To determine the extent of beta-cell function in youth with diabetes and GAD65 and/or IA2 autoantibodies.


Fasting C-peptide levels from 2,789 GAD65- and/or IA2 autoantibody-positive youth aged 1-23 years from the SEARCH for Diabetes in Youth study were used. Preserved beta-cell function was defined on the basis of cut points derived from the Diabetes Control and Complications Trial (DCCT) (fasting C-peptide > or =0.23 ng/ml) and from the U.S. adolescent population of the National Health and Nutrition Examination Survey (NHANES) 5th percentile for fasting C-peptide (> or =1.0 ng/ml). We compared the clinical characteristics between those with and without preserved beta-cell function.


Within the first year of diagnosis, 82.9% of youth had a fasting C-peptide > or =0.23 ng/ml and 31.2% had values > or =1.0 ng/ml.
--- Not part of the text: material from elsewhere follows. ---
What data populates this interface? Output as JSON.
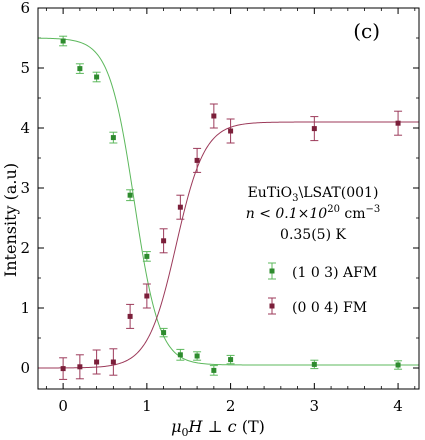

Among those with > or =5 years of diabetes duration, 10.7% had preserved beta-cell function based on the DCCT cutoff and 1.0% were above the 5th percentile of the NHANES population.


Within the 1st year of diagnosis, four of five youth with autoantibody-positive diabetes have clinically significant amounts of residual beta-cell function and about one-third have fasting C-peptide levels above the 5th percentile of a healthy adolescent population. Even 5 years after diagnosis, 1 of 10 has fasting C-peptide above a clinically significant threshold. These findings have implications for clinical classification of youth with diabetes as well as clinical trials aimed to preserve beta-cell function after diabetes onset.